Questionado sobre o Embarcadero, Rafael Passos pontua que é preciso ver como o projeto ficará como um todo. Mas salienta que este modelo provoca sim um afastamento de setores da população. 

“Os mais pobres, por constrangimento muitas vezes [são afastados]. Também, por estarem em um local em que só pode consumir, quando se está lá só para contemplar. Há essa segregação, da capacidade de consumo ser um divisor entre quem vai sentar ali em um banquinho e apreciar a vista e de quem pode sentar no ‘camarote’, digamos assim”, explica Rafael.

Ele afirma ainda que esse tipo de modelo de construção contribui para um projeto de cidade que exclui e amplia as diferenças sociais. Ao contrário do que seria uma praça pública, por exemplo, que acaba trazendo alguma ideia de igualdade.

A advogada Jacqueline argumenta em sentido parecido, falando em um processo de “gourmetização”. A expressão é usada quando se tem um movimento de exclusão de pessoas mais pobres de determinado lugar.

A ativista afirma que a inauguração do Cais Embarcadero é uma mostra de vontade política de “gourmetizar” o Cais. 

“Depois de anos de abandono sob responsabilidade do governo do estado, um grupo de empresários dividiu o Armazém A7, aquele depósito mais próximo à Usina do Gasômetro.
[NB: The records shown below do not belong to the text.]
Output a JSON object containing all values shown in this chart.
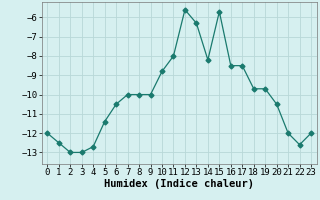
{
  "x": [
    0,
    1,
    2,
    3,
    4,
    5,
    6,
    7,
    8,
    9,
    10,
    11,
    12,
    13,
    14,
    15,
    16,
    17,
    18,
    19,
    20,
    21,
    22,
    23
  ],
  "y": [
    -12.0,
    -12.5,
    -13.0,
    -13.0,
    -12.7,
    -11.4,
    -10.5,
    -10.0,
    -10.0,
    -10.0,
    -8.8,
    -8.0,
    -5.6,
    -6.3,
    -8.2,
    -5.7,
    -8.5,
    -8.5,
    -9.7,
    -9.7,
    -10.5,
    -12.0,
    -12.6,
    -12.0
  ],
  "xlim": [
    -0.5,
    23.5
  ],
  "ylim": [
    -13.6,
    -5.2
  ],
  "yticks": [
    -13,
    -12,
    -11,
    -10,
    -9,
    -8,
    -7,
    -6
  ],
  "xticks": [
    0,
    1,
    2,
    3,
    4,
    5,
    6,
    7,
    8,
    9,
    10,
    11,
    12,
    13,
    14,
    15,
    16,
    17,
    18,
    19,
    20,
    21,
    22,
    23
  ],
  "xlabel": "Humidex (Indice chaleur)",
  "line_color": "#1a7a6e",
  "marker": "D",
  "bg_color": "#d6f0f0",
  "grid_color": "#b8d8d8",
  "tick_fontsize": 6.5,
  "xlabel_fontsize": 7.5
}
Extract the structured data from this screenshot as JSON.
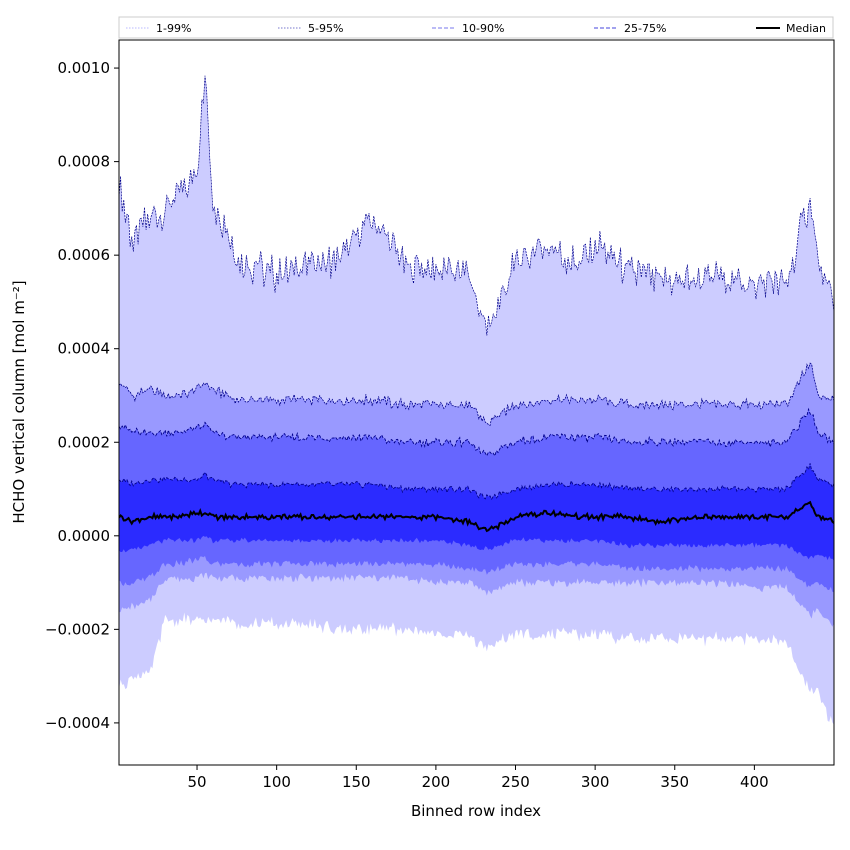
{
  "chart_data": {
    "type": "area",
    "xlabel": "Binned row index",
    "ylabel": "HCHO vertical column [mol m⁻²]",
    "xlim": [
      1,
      450
    ],
    "ylim": [
      -0.00049,
      0.00106
    ],
    "xticks": [
      50,
      100,
      150,
      200,
      250,
      300,
      350,
      400
    ],
    "xtick_labels": [
      "50",
      "100",
      "150",
      "200",
      "250",
      "300",
      "350",
      "400"
    ],
    "yticks": [
      -0.0004,
      -0.0002,
      0.0,
      0.0002,
      0.0004,
      0.0006,
      0.0008,
      0.001
    ],
    "ytick_labels": [
      "−0.0004",
      "−0.0002",
      "0.0000",
      "0.0002",
      "0.0004",
      "0.0006",
      "0.0008",
      "0.0010"
    ],
    "grid": false,
    "legend_position": "top",
    "colors": {
      "band_1_99": "#ccccff",
      "band_5_95": "#9999ff",
      "band_10_90": "#6666ff",
      "band_25_75": "#2b2bff",
      "line_5_95": "#00008b",
      "median": "#000000"
    },
    "legend": [
      {
        "label": "1-99%",
        "style": "dotted-light"
      },
      {
        "label": "5-95%",
        "style": "dotted-dark"
      },
      {
        "label": "10-90%",
        "style": "dashed-light"
      },
      {
        "label": "25-75%",
        "style": "dashed-dark"
      },
      {
        "label": "Median",
        "style": "solid"
      }
    ],
    "profile_x": [
      1,
      10,
      20,
      30,
      40,
      50,
      55,
      60,
      70,
      80,
      90,
      100,
      120,
      140,
      160,
      180,
      200,
      220,
      232,
      250,
      270,
      290,
      300,
      320,
      340,
      360,
      380,
      400,
      420,
      435,
      440,
      450
    ],
    "series": [
      {
        "name": "p99",
        "values": [
          0.00075,
          0.00062,
          0.00068,
          0.0007,
          0.00074,
          0.00078,
          0.00098,
          0.00072,
          0.00064,
          0.00058,
          0.00057,
          0.00056,
          0.00058,
          0.00059,
          0.00068,
          0.00058,
          0.00057,
          0.00056,
          0.00044,
          0.00058,
          0.00062,
          0.00058,
          0.00062,
          0.00057,
          0.00054,
          0.00055,
          0.00055,
          0.00054,
          0.00054,
          0.00072,
          0.00059,
          0.00049
        ]
      },
      {
        "name": "p95",
        "values": [
          0.00033,
          0.0003,
          0.00031,
          0.0003,
          0.0003,
          0.00031,
          0.00033,
          0.00031,
          0.0003,
          0.00029,
          0.00029,
          0.00029,
          0.00029,
          0.00029,
          0.00029,
          0.00028,
          0.00028,
          0.00028,
          0.00024,
          0.00028,
          0.00029,
          0.00029,
          0.00029,
          0.00028,
          0.00028,
          0.00028,
          0.00028,
          0.00028,
          0.00028,
          0.00037,
          0.0003,
          0.00029
        ]
      },
      {
        "name": "p90",
        "values": [
          0.00024,
          0.00022,
          0.00022,
          0.00022,
          0.00022,
          0.00023,
          0.00024,
          0.00022,
          0.00021,
          0.00021,
          0.00021,
          0.00021,
          0.00021,
          0.00021,
          0.00021,
          0.0002,
          0.0002,
          0.0002,
          0.00017,
          0.0002,
          0.00021,
          0.00021,
          0.00021,
          0.0002,
          0.0002,
          0.0002,
          0.0002,
          0.0002,
          0.0002,
          0.00027,
          0.00022,
          0.0002
        ]
      },
      {
        "name": "p75",
        "values": [
          0.00012,
          0.00011,
          0.00012,
          0.00012,
          0.00012,
          0.00012,
          0.00013,
          0.00012,
          0.00011,
          0.00011,
          0.00011,
          0.00011,
          0.00011,
          0.00011,
          0.00011,
          0.0001,
          0.0001,
          0.0001,
          8e-05,
          0.0001,
          0.00011,
          0.00011,
          0.00011,
          0.0001,
          0.0001,
          0.0001,
          0.0001,
          0.0001,
          0.0001,
          0.00015,
          0.00012,
          0.00011
        ]
      },
      {
        "name": "p50",
        "values": [
          4e-05,
          3e-05,
          4e-05,
          4e-05,
          4e-05,
          5e-05,
          5e-05,
          4e-05,
          4e-05,
          4e-05,
          4e-05,
          4e-05,
          4e-05,
          4e-05,
          4e-05,
          4e-05,
          4e-05,
          3e-05,
          1e-05,
          4e-05,
          5e-05,
          4e-05,
          4e-05,
          4e-05,
          3e-05,
          4e-05,
          4e-05,
          4e-05,
          4e-05,
          7e-05,
          4e-05,
          3e-05
        ]
      },
      {
        "name": "p25",
        "values": [
          -3e-05,
          -3e-05,
          -2e-05,
          -1e-05,
          -1e-05,
          -1e-05,
          0.0,
          -1e-05,
          -1e-05,
          -1e-05,
          -1e-05,
          -1e-05,
          -1e-05,
          -1e-05,
          -1e-05,
          -1e-05,
          -1e-05,
          -2e-05,
          -3e-05,
          -1e-05,
          -1e-05,
          -1e-05,
          -1e-05,
          -2e-05,
          -2e-05,
          -2e-05,
          -2e-05,
          -2e-05,
          -2e-05,
          -5e-05,
          -4e-05,
          -5e-05
        ]
      },
      {
        "name": "p10",
        "values": [
          -0.0001,
          -0.0001,
          -9e-05,
          -6e-05,
          -6e-05,
          -5e-05,
          -5e-05,
          -6e-05,
          -6e-05,
          -6e-05,
          -6e-05,
          -6e-05,
          -6e-05,
          -6e-05,
          -6e-05,
          -6e-05,
          -6e-05,
          -7e-05,
          -8e-05,
          -6e-05,
          -6e-05,
          -6e-05,
          -6e-05,
          -7e-05,
          -7e-05,
          -7e-05,
          -7e-05,
          -7e-05,
          -7e-05,
          -0.00011,
          -0.0001,
          -0.00012
        ]
      },
      {
        "name": "p5",
        "values": [
          -0.00016,
          -0.00015,
          -0.00014,
          -9e-05,
          -9e-05,
          -9e-05,
          -8e-05,
          -9e-05,
          -9e-05,
          -9e-05,
          -9e-05,
          -9e-05,
          -9e-05,
          -9e-05,
          -9e-05,
          -9e-05,
          -0.0001,
          -0.0001,
          -0.00012,
          -0.0001,
          -0.0001,
          -0.0001,
          -0.0001,
          -0.0001,
          -0.0001,
          -0.0001,
          -0.0001,
          -0.00011,
          -0.00011,
          -0.00017,
          -0.00016,
          -0.00019
        ]
      },
      {
        "name": "p1",
        "values": [
          -0.00032,
          -0.0003,
          -0.0003,
          -0.00018,
          -0.00018,
          -0.00018,
          -0.00018,
          -0.00018,
          -0.00018,
          -0.00019,
          -0.00019,
          -0.00019,
          -0.00019,
          -0.0002,
          -0.0002,
          -0.0002,
          -0.00021,
          -0.00021,
          -0.00024,
          -0.00021,
          -0.00021,
          -0.00021,
          -0.00021,
          -0.00022,
          -0.00022,
          -0.00022,
          -0.00022,
          -0.00022,
          -0.00023,
          -0.00033,
          -0.00033,
          -0.00041
        ]
      }
    ]
  }
}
Sem licitação, que é obrigatória, bares, restaurantes e lojas ocuparam parte do Cais, tornando-se local de alto consumo e guardado por seguranças, que, muitas vezes, impedem a entrada de pessoas que não tenham reserva em um dos estabelecimentos”, relata a advogada.

A principal qualidade da região do Cais, que é a proximidade com o Guaíba, acaba ficando restrita aos frequentadores dos restaurantes e bares. 

Como contraponto, parte comunidade cultural e moradores do Centro Histórico trabalham uma proposta de ocupação, incluindo a economia criativa e solidária, com vistas à sustentabilidade econômica e de acesso universal, preservando o patrimônio e a paisagem cultural.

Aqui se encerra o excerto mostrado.